Among the most exciting applications are for laryngeal polyps and papillomas. At this point, with confidence, we can state that these in-office laser technologies with new lasers provide superior results to any other method in many cases.

 

The real great advance of in-office un-sedated laser surgery is there is no risk of general anesthetic complications, it’s less invasive, there are no large rigid metal endoscopes, and so there are fewer complications such as airway problems, dental injuries, or sore tongue.
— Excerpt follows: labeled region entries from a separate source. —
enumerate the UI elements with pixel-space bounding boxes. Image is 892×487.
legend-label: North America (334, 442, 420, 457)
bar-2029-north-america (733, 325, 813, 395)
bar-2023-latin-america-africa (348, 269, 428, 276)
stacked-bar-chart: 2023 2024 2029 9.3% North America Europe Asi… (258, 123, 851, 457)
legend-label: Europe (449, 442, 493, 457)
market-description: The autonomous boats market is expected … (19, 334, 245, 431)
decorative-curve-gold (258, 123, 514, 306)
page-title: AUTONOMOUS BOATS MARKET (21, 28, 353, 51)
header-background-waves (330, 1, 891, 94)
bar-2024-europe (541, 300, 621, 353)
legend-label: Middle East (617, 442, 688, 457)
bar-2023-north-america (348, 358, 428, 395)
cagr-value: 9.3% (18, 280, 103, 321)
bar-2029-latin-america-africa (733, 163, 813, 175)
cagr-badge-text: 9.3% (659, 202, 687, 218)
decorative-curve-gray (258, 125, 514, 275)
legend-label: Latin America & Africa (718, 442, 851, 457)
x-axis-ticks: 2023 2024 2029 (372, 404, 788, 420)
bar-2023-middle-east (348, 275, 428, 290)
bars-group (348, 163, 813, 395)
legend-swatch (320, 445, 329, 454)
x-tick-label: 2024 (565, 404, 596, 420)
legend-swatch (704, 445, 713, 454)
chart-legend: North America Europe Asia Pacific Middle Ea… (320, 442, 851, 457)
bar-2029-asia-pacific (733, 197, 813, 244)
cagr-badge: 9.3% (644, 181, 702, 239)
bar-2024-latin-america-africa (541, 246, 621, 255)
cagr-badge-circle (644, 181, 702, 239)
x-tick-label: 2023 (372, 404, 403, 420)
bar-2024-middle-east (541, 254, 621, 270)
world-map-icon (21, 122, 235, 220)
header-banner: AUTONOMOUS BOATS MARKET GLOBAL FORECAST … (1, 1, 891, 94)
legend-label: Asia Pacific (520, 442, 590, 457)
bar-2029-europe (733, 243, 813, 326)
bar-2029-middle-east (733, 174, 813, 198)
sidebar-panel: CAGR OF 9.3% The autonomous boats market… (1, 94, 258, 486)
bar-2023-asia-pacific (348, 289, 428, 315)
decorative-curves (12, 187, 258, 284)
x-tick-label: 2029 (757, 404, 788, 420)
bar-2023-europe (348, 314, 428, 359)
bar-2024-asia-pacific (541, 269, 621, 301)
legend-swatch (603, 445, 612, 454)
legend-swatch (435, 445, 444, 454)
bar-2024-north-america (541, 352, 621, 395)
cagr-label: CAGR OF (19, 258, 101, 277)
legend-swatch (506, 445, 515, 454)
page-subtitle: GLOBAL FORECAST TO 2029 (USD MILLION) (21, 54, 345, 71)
In terms of patient satisfaction 90% of patients who have had in-office, as well as in the operating room procedures, prefer the in-office procedure. Patient satisfaction is increased because of improved comfort, safety, and outcomes, easy recovery, and no significant loss of time from work or family.

 

Care of the Professional Voice
 

Care of the professional voice itself is an art and not a science. In addition to the medical problems that can affect the voice of us all, there are specific occupational hazards and unique problems that vocal professionals experience. These include allergies, exposure to environmental pollutants, ambient noise problems, inadequate amplification, training and inappropriate tessitura issues, over-scheduling, hormonal influences, and psychological, stress-related problems.

 

Vocal professionals need medical care that is appropriately customized, timely, and that doesn’t compromise the long-term outcomes. In addition, singers especially need enough time with their physicians to understand and participate in their own treatment. At VINY, we don’t have to rush to get to the next patient, and treatment is comprehensive.